After sleeping through our alarms set for 3:00am, we woke up at 4:45am and quickly got our packs ready for our day. Due to exhaustion from the previous day, three members of the team would not be joining us. Travis, Tom Carter, and Logan King, slept in while Joe Wagner, Ross Lynn and myself took off up the trail at a stout pace at 5:00am. By 7am, Ross and Joe had taken off ahead of me and I was lagging behind due to sharp pain in my left knee. I slowly made my way towards Elbow lake. I eventually caught up with the other two after deciding i was going to turn back. After a quick pep talk and a large dose of Ibuprofen, Ross convinced me to keep going. We concluded that it was tendinitis of the IT band, which is extremely painful but shouldn't have any long term complications if i climbed through the pain. We continued on, at a somewhat slower pace and made it to the lake three hours after leaving the trail head. From there we started the scramble up towards the summit, 3,oooft above us. Mount Cowen is made up of a number of pinnacles and towers and is referred to as a cirque. As we made our way up into the cirque of rock towers, towards the highest one, we passed stepping waterfalls, large boulder fields, steep mountain side meadows of wildflowers, and finally reached the top of the first large ledge that put us into the center of the cirque, directly at the base of Cowen and next to a frozen, glaciated lake. After seeing the lake and the surrounding terrain we knew that this was going to be the most difficult part of the climb. In order to stay on our route to the summit, we would have to cross a 200ft section of glacial ice and snow on a steep slope. If we fell during the traverse, we would slide the 400ft down into the frozen lake. We would be doing this in tennis shoes, without any ice climbing gear.

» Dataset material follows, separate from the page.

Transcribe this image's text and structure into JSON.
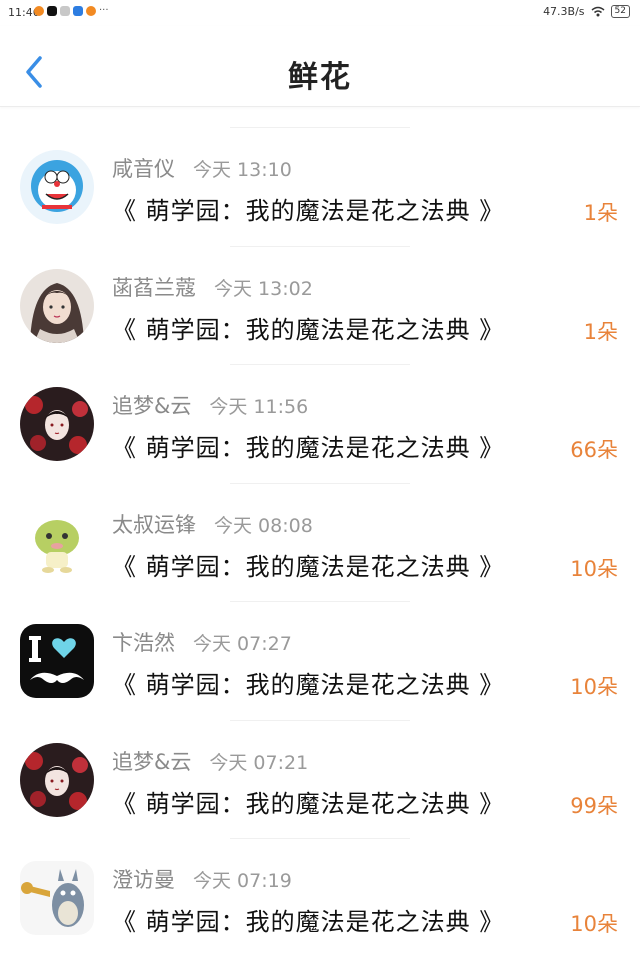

It was a tense 20 minutes, but all three of us successfully crossed the snow field and were back on route moving towards the summit, up the approach gully where the rescue took place three days later. We moved safely up the gully and while Joe and Ross climbed the South Ridge, I climbed the West Face, which was slightly easier terrain and safer with my painful knee.


We reached the summit five hours after leaving the trail head, the exact time it had taken me a year earlier, without an injured knee. We spent twenty minutes alone on the summit with a beautiful view and after a quick snack of electrolyte pills, gu, and water, started our descent.



We took a significant amount of time descending as we were being very careful down climbing the loose and dangerous gully. After getting clear of the gully and safely crossing the snow field again, we took off down and out of the cirque, passing the lake and steadily making our way back towards the trail head.

On our way out, we met Brandon and Casey, on their way up the mountain. We stopped for a few short minutes to describe the route to them and chat and then continued out.



We were back at the trail head by mid afternoon and after a quick meal of spaghetti cooked up by the girls, we loaded up in our convoy, stopped for dinner number two in Gardiner and headed to the boiling river for an hour of hot water. It felt amazing. By 7:00pm we were back on the road and all of the climbers were sound asleep as Molly and the girls drove through the park, watching the sun set and a beautiful full moon rise in front of us.

By 11:30 pm, our first car had arrived at the campsite across the valley from the Grand Teton and we were asleep at midnight, with only two hours of sleep ahead of us before we would awake for our attempt of our final mountain.